Quand les hommes sont rassasiés, bien peu se posent des questions, ou bien il s’agit de préoccupations existentialistes « d’après-guerre ». La montée des extrémismes, l'ébranlement des institutions politiques, la plupart des instaurations de dictatures, de coups d’Etats et autres juntes trouvent presque toujours leurs justifications dans un retournement de situation économique, dans un krach succédant au dégonflement d’une bulle spéculative, dans une récession se traduisant par l’effet domino des faillites en chaîne, de la baisse du pouvoir d’achat, de la montée du chômage et des inévitables tensions sociales.
« Quand le foin manque au râtelier, les chevaux se battent… », dit un proverbe. Certains tyrans l’ont parfaitement compris par leur politique de compenser la terreur par un minimum nutritionnel. On ne crève pas dans la rue. On a ainsi toujours retardé la révolution. Les famines sont le ferment des jacqueries. C’est le ventre creux que l’on habille ses revendications aux couleurs des idéologies qu’on laissait infuser, par temps calme, aux comptoirs de nos cafés philosophiques.
Les populations flouées se tournent toujours vers un tribun charismatique, supposé gérer la crise par une brutale austérité, quitte à suspendre les libertés et à engager une quelconque chasse aux sorcières intérieure ou étrangère, d’ordre idéologique, religieux ou racial.
Il en est de même de l’actuel extrémisme islamiste, terroriste ou résistant, dont les agissements sont assimilés trop souvent à la formule culturelle et religieuse fourre-tout d’un irrationnel « choc des civilisations ». Tout le monde sait qu’il puise prosaïquement ses racines haineuses dans la brèche trop profonde des disparités entre deux modèles économiques, dont les infinies frustrations sont attisées et orchestrées par quelques mollahs, parfois hauts nababs et richissimes émirs.

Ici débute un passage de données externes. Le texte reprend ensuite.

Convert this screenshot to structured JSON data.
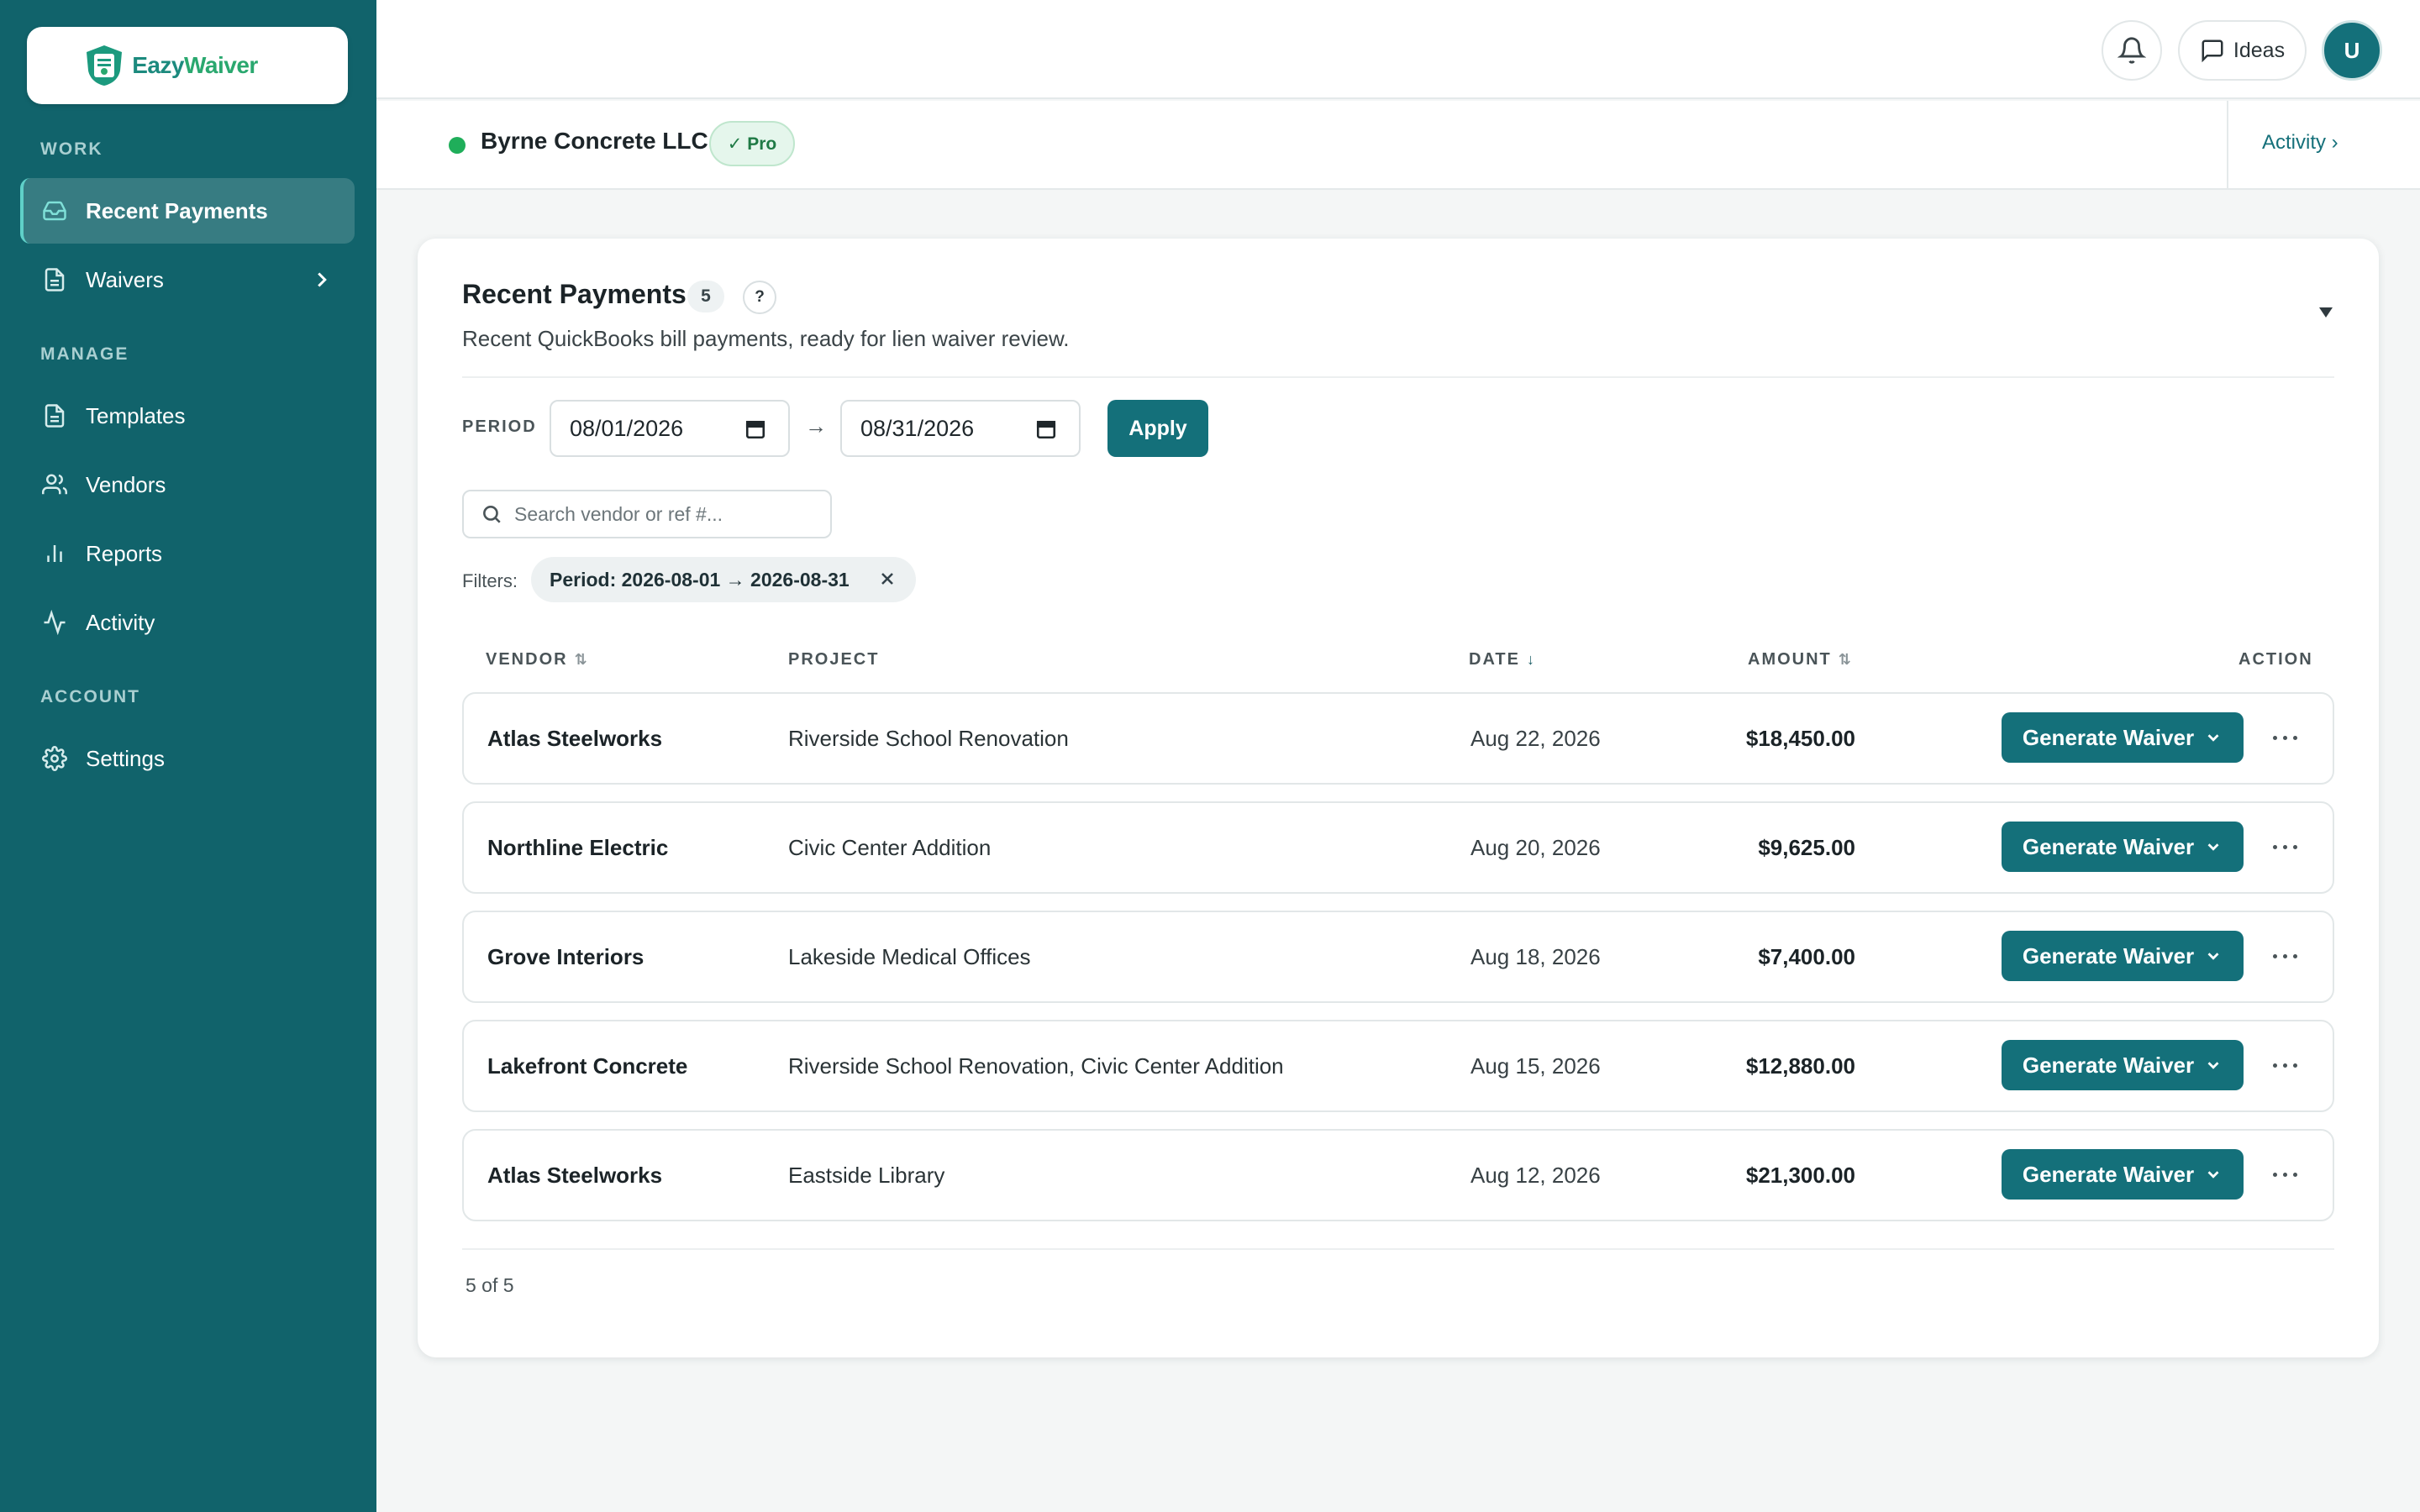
{
  "brand": {
    "name_part1": "Eazy",
    "name_part2": "Waiver",
    "accent": "#14707a"
  },
  "sidebar": {
    "sections": [
      {
        "label": "WORK"
      },
      {
        "label": "MANAGE"
      },
      {
        "label": "ACCOUNT"
      }
    ],
    "items": [
      {
        "label": "Recent Payments",
        "icon": "inbox-icon",
        "active": true
      },
      {
        "label": "Waivers",
        "icon": "document-icon"
      },
      {
        "label": "Templates",
        "icon": "document-icon"
      },
      {
        "label": "Vendors",
        "icon": "users-icon"
      },
      {
        "label": "Reports",
        "icon": "bar-chart-icon"
      },
      {
        "label": "Activity",
        "icon": "activity-icon"
      },
      {
        "label": "Settings",
        "icon": "gear-icon"
      }
    ]
  },
  "topbar": {
    "ideas_label": "Ideas",
    "avatar_initial": "U"
  },
  "company": {
    "name": "Byrne Concrete LLC",
    "plan_badge": "✓ Pro",
    "activity_link": "Activity ›"
  },
  "card": {
    "title": "Recent Payments",
    "count": "5",
    "help": "?",
    "subtitle": "Recent QuickBooks bill payments, ready for lien waiver review."
  },
  "filters": {
    "period_label": "PERIOD",
    "start_date": "08/01/2026",
    "arrow": "→",
    "end_date": "08/31/2026",
    "apply_label": "Apply",
    "search_placeholder": "Search vendor or ref #...",
    "filters_label": "Filters:",
    "active_chip": "Period: 2026-08-01 → 2026-08-31"
  },
  "table": {
    "headers": {
      "vendor": "VENDOR",
      "project": "PROJECT",
      "date": "DATE",
      "amount": "AMOUNT",
      "action": "ACTION"
    },
    "action_label": "Generate Waiver",
    "rows": [
      {
        "vendor": "Atlas Steelworks",
        "project": "Riverside School Renovation",
        "date": "Aug 22, 2026",
        "amount": "$18,450.00"
      },
      {
        "vendor": "Northline Electric",
        "project": "Civic Center Addition",
        "date": "Aug 20, 2026",
        "amount": "$9,625.00"
      },
      {
        "vendor": "Grove Interiors",
        "project": "Lakeside Medical Offices",
        "date": "Aug 18, 2026",
        "amount": "$7,400.00"
      },
      {
        "vendor": "Lakefront Concrete",
        "project": "Riverside School Renovation, Civic Center Addition",
        "date": "Aug 15, 2026",
        "amount": "$12,880.00"
      },
      {
        "vendor": "Atlas Steelworks",
        "project": "Eastside Library",
        "date": "Aug 12, 2026",
        "amount": "$21,300.00"
      }
    ],
    "footer": "5 of 5"
  }
}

S’en référer aux croisades d’une guerre de mille ans, pèlerinages armés d’un tout autre contexte historique, est tentant mais assez illusoire. Du moins, et s’il y a guerre sainte, elle se limite à des vétilles comme le port du voile en terre chrétienne, ou l’outrage stigmatisé contre trois caricatures.
La réponse par un affrontement sur un modèle idéaliste « civilisation » contre « barbarie » est sotte et ne vise qu’à mobiliser les opinions contre l’Autre, tout en se voilant la face (!) et en légitimant les injustices au nom d’un chaos. L’antagonisme des « sages de Dieu » ou « axe du bien » contre les « fous de Dieu » ou « axe du mal », correspond à la mauvaise foi du sermonnaire « chrysologue » d’un catéchisme malin, les extrémistes ou les infidèles étant toujours les autres.
Rien de tout cela dans la méga crise planétaire qui nous préoccupe ici. Strictement écologique en amont, elle résulte d’une lamentable gouvernance des ressources dont l’ego de tout un chacun est implicitement responsable. Cette menace des ressources emboîte immanquablement et en cascade les mêmes misères que celles-ci-avant citées, mais ce n’est qu’à notre collectif occidental qu’il faut s’en prendre.
A l'heure du grand mea culpa d'une île martyre, nous sommes tous pris la main dans le sac et nous nous retrouvons auto-inculpés face à un mur.
Que celui qui s'estime sans péché (écologique) jette la première pierre ! Ce n’est donc pas, cette fois, une accusation avec le dos au mur pour fusiller quelques coupables-innocents, mais un mur des lamentations pour quelques milliards d’humains, pour le moins ceux du monde dit avancé, auteurs d’une exploitation hâtive des ressources planétaires. Ceux du Sud (et du Grand Nord), spoliés par nos excès et extorqués par nos pirateries séculaires, pourraient et devraient nous juger, et nous condamner pour les avoir entraînés dans le même bateau sans qu’ils puissent jamais partager le magot.
Mais nos lois iniques et protectionnistes ne laissent pas les « salauds de pauvres » aborder nos rivages sans un permis-de-travail, maintenant doublé d’un permis-de-parler, à défaut d’un permis-de-juger, et d’un test ADN. Notre punition ne sera donc pour l’instant qu’une contrition médiatisée, une pathétique repentance de plus.  Le service secouriste s'occupe du reste.